1. Arrive late, coffee in hand. If you waltz into the office 20 minutes late, clutching a Starbucks cup, chances are it's not going to be well-received. If you're running short on time, skip the coffee shop and head to the office coffeemaker instead.
2. Dress inappropriately. Your boss doesn't want to feel like your parent, so she won't be thrilled if she has to regularly address your workwear. Keep things professional.
3. Regularly bring up your accomplishments. Patting your own back is fine every once in a while, but high-fiving yourself for every little victory is sure to frustrate both your co-workers and your boss. Save the boasting for your year-end review and always note your successes with a purpose — as in, say, while negotiating salary.
4. Say you'll "try" instead of you "will". When you're asked to finish something, that means you're expected to finish it. Form your responses carefully, as even small tweaks can have a huge effect. Instead of saying, "I'll try to get to that," nod and assure your boss by saying, "No problem, I will get to that as soon as I've finished this."
5. Ask personal questions. Your boss will offer personal information as she sees fit, so refrain from asking anything too intimate. Small talk is fine, of course, but remember to maintain professional boundaries during conversation.
6. Tattle on other employees. Most information finds its way through the grapevine, so chances are your boss will find out about any significant scandals from someone else. Nobody likes the office tattler — and telling your boss someone else's secrets would say more about your character than theirs.
7. Reply to all her tweets. You may be Facebook friends, but that doesn't mean you need to "like" every status or comment on every one of her pictures. Keep the interactions minimal so that you don't aggravate her with hourly notifications that say you've commented on five more of her photos.
8. Have a messy desk. Most bosses don't demand that your space be crystal clear, but they definitely don't expect it to be a mountain of loose paper, either. Maintain a neat desk to reflect a sense of responsibility.
9. Complain about the copy machine. The fax machine is beeping, the Internet is slow, and, frankly, the water cooler is a bit too warm. Your boss doesn't care, since she has much bigger things to worry about. Get in touch with the appropriate departments or try to fix the problems yourself.

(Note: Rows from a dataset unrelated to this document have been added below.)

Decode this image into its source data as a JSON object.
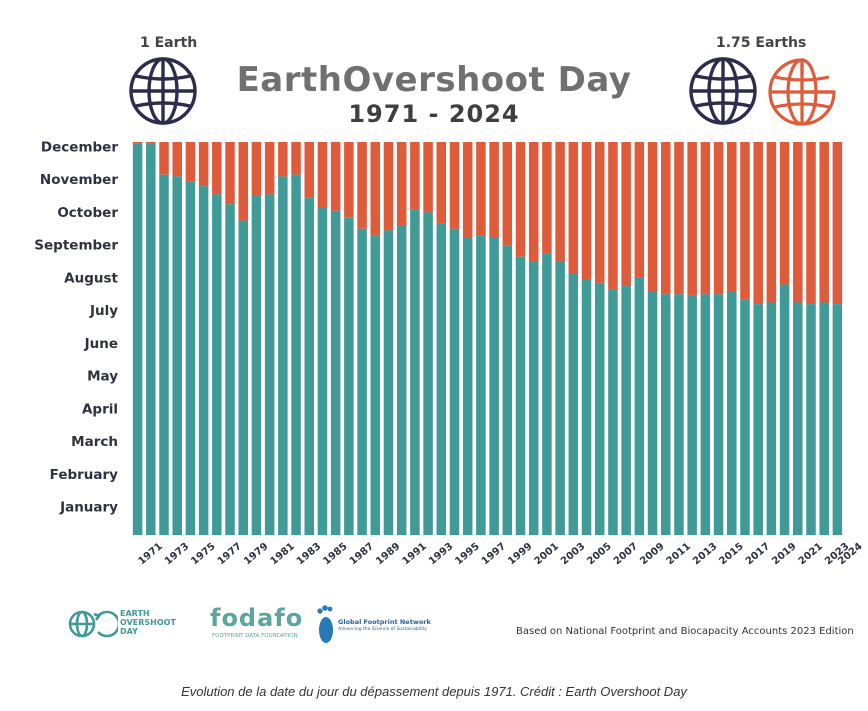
{
  "header": {
    "left_label": "1 Earth",
    "right_label": "1.75 Earths",
    "title": "EarthOvershoot Day",
    "subtitle": "1971 - 2024"
  },
  "colors": {
    "under": "#3f9a98",
    "over": "#de5b3c",
    "globe_left": "#2b2d4a",
    "globe_right": "#de5b3c"
  },
  "chart_data": {
    "type": "bar",
    "stacked": true,
    "title": "EarthOvershoot Day",
    "subtitle": "1971 - 2024",
    "x": [
      1971,
      1972,
      1973,
      1974,
      1975,
      1976,
      1977,
      1978,
      1979,
      1980,
      1981,
      1982,
      1983,
      1984,
      1985,
      1986,
      1987,
      1988,
      1989,
      1990,
      1991,
      1992,
      1993,
      1994,
      1995,
      1996,
      1997,
      1998,
      1999,
      2000,
      2001,
      2002,
      2003,
      2004,
      2005,
      2006,
      2007,
      2008,
      2009,
      2010,
      2011,
      2012,
      2013,
      2014,
      2015,
      2016,
      2017,
      2018,
      2019,
      2020,
      2021,
      2022,
      2023,
      2024
    ],
    "x_tick_labels": [
      "1971",
      "1973",
      "1975",
      "1977",
      "1979",
      "1981",
      "1983",
      "1985",
      "1987",
      "1989",
      "1991",
      "1993",
      "1995",
      "1997",
      "1999",
      "2001",
      "2003",
      "2005",
      "2007",
      "2009",
      "2011",
      "2013",
      "2015",
      "2017",
      "2019",
      "2021",
      "2023",
      "2024"
    ],
    "y_tick_labels": [
      "January",
      "February",
      "March",
      "April",
      "May",
      "June",
      "July",
      "August",
      "September",
      "October",
      "November",
      "December"
    ],
    "ylim": [
      0,
      12
    ],
    "series": [
      {
        "values": [
          11.95,
          11.95,
          11.0,
          10.95,
          10.8,
          10.65,
          10.4,
          10.1,
          9.6,
          10.35,
          10.4,
          10.95,
          11.0,
          10.3,
          10.0,
          9.9,
          9.7,
          9.35,
          9.15,
          9.3,
          9.45,
          9.95,
          9.85,
          9.5,
          9.35,
          9.1,
          9.15,
          9.1,
          8.85,
          8.5,
          8.35,
          8.6,
          8.35,
          8.0,
          7.8,
          7.7,
          7.5,
          7.6,
          7.85,
          7.45,
          7.35,
          7.35,
          7.3,
          7.35,
          7.35,
          7.45,
          7.2,
          7.05,
          7.1,
          7.65,
          7.1,
          7.05,
          7.1,
          7.05
        ]
      },
      {
        "values": [
          0.05,
          0.05,
          1.0,
          1.05,
          1.2,
          1.35,
          1.6,
          1.9,
          2.4,
          1.65,
          1.6,
          1.05,
          1.0,
          1.7,
          2.0,
          2.1,
          2.3,
          2.65,
          2.85,
          2.7,
          2.55,
          2.05,
          2.15,
          2.5,
          2.65,
          2.9,
          2.85,
          2.9,
          3.15,
          3.5,
          3.65,
          3.4,
          3.65,
          4.0,
          4.2,
          4.3,
          4.5,
          4.4,
          4.15,
          4.55,
          4.65,
          4.65,
          4.7,
          4.65,
          4.65,
          4.55,
          4.8,
          4.95,
          4.9,
          4.35,
          4.9,
          4.95,
          4.9,
          4.95
        ]
      }
    ]
  },
  "footer": {
    "logo1_line1": "EARTH",
    "logo1_line2": "OVERSHOOT",
    "logo1_line3": "DAY",
    "logo2_name": "fodafo",
    "logo2_sub": "FOOTPRINT DATA FOUNDATION",
    "logo3_name": "Global Footprint Network",
    "logo3_sub": "Advancing the Science of Sustainability",
    "source": "Based on National Footprint and Biocapacity Accounts 2023 Edition"
  },
  "caption": "Evolution de la date du jour du dépassement depuis 1971. Crédit : Earth Overshoot Day"
}
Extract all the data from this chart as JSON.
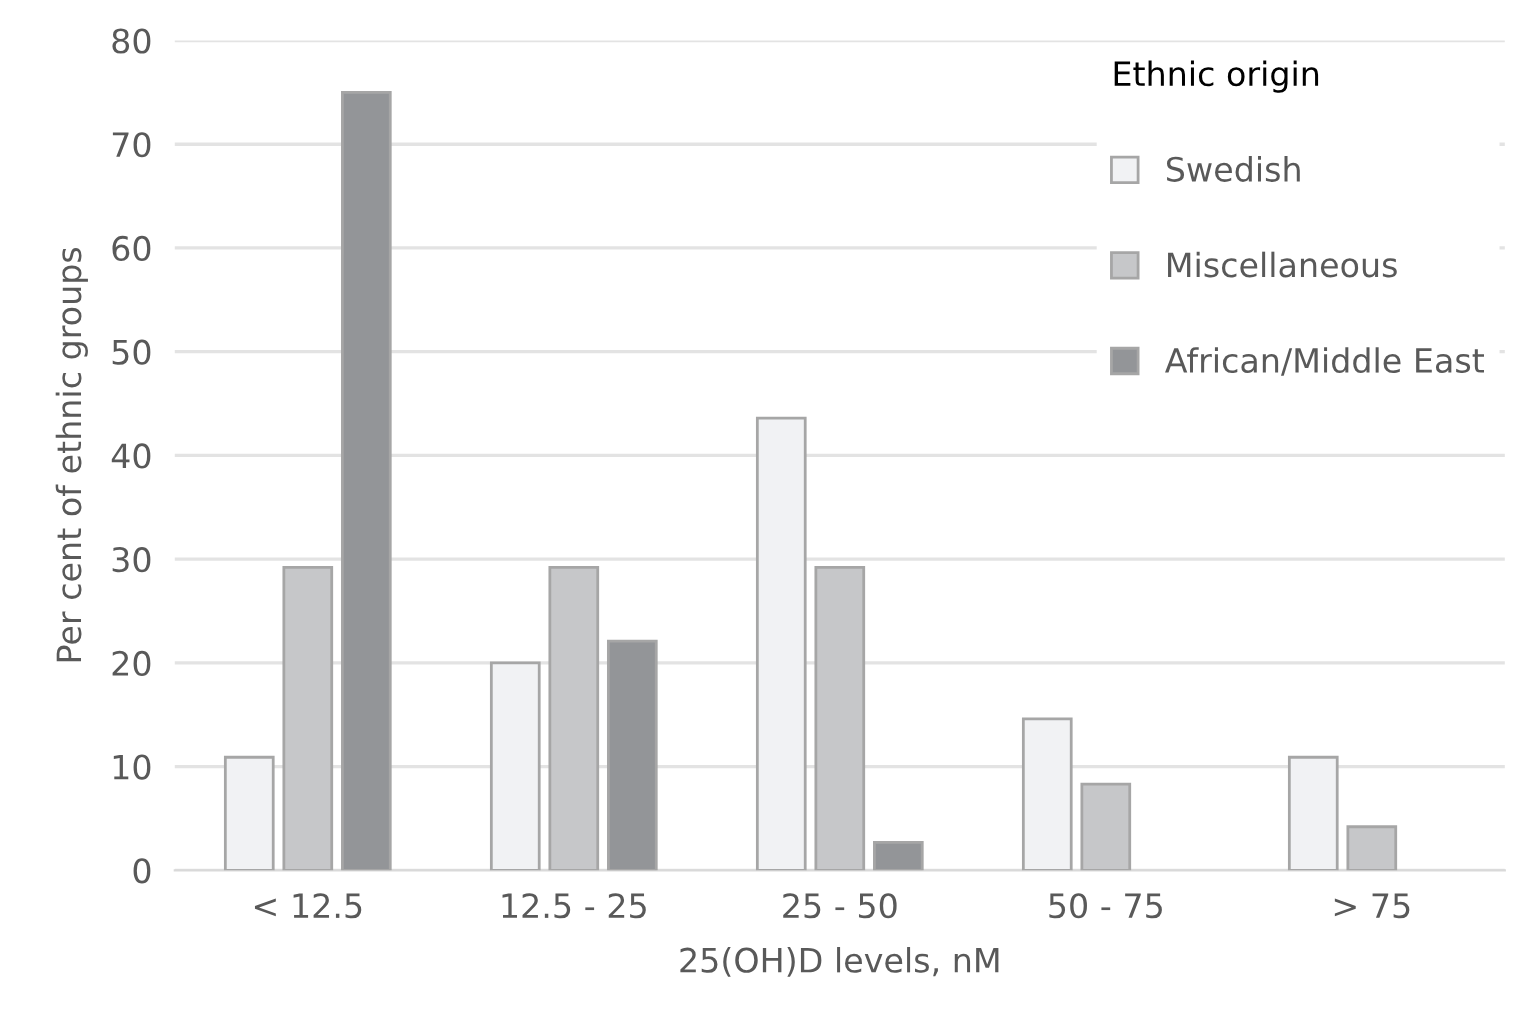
{
  "chart_data": {
    "type": "bar",
    "xlabel": "25(OH)D levels, nM",
    "ylabel": "Per cent of ethnic groups",
    "legend_title": "Ethnic origin",
    "categories": [
      "< 12.5",
      "12.5 - 25",
      "25 - 50",
      "50 - 75",
      "> 75"
    ],
    "series": [
      {
        "name": "Swedish",
        "color": "#f1f2f4",
        "values": [
          10.9,
          20,
          43.6,
          14.6,
          10.9
        ]
      },
      {
        "name": "Miscellaneous",
        "color": "#c6c7c9",
        "values": [
          29.2,
          29.2,
          29.2,
          8.3,
          4.2
        ]
      },
      {
        "name": "African/Middle East",
        "color": "#939598",
        "values": [
          75,
          22.1,
          2.7,
          null,
          null
        ]
      }
    ],
    "ylim": [
      0,
      80
    ],
    "yticks": [
      0,
      10,
      20,
      30,
      40,
      50,
      60,
      70,
      80
    ],
    "grid": "y",
    "legend": "top right"
  }
}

10. Steal office supplies. Just because there's a closet full of printer paper doesn't mean you should stuff your purse with a packet or two. You'll lose your boss's trust if you snag supplies from the office — stealing is stealing, and she won't promote an employee who's known for taking things from the company.
11. Ignore phone calls and emails. If you regularly let your voicemail and email inboxes pile up, guess who's going to hear about it? Your boss. When you fail to respond, people will be forced to get a hold of her, and they definitely won't have anything nice to say about you.
12. Offer to help with anything and everything. Volunteer to support her when appropriate, but don't overdo it or you'll risk coming off as a brownnoser.
13. Make fun of her bad habits. The first time you teased her for skipping breakfast, she laughed. The 15th time, though, it may not be so funny. Be kind and keep sarcasm to a minimum so that you avoid accidentally offending her.
14. Ask for a raise before doing your research. It's smart to know your worth and ask for the appropriate pay, but only if you're backing up claims with real data. Keep a folder marked "Review" and file away any positive feedback throughout the year so that when the opportunity arises, you're prepared to discuss a pay raise.
15. Be all business, all the time. You're human, and so is she. Don't be a robot who shows up to the office, works, then leaves. Engage in conversation, make jokes, and don't be afraid to laugh. Fun has a place in the workplace, so allow yourself the space to enjoy your job and let your personality shine through.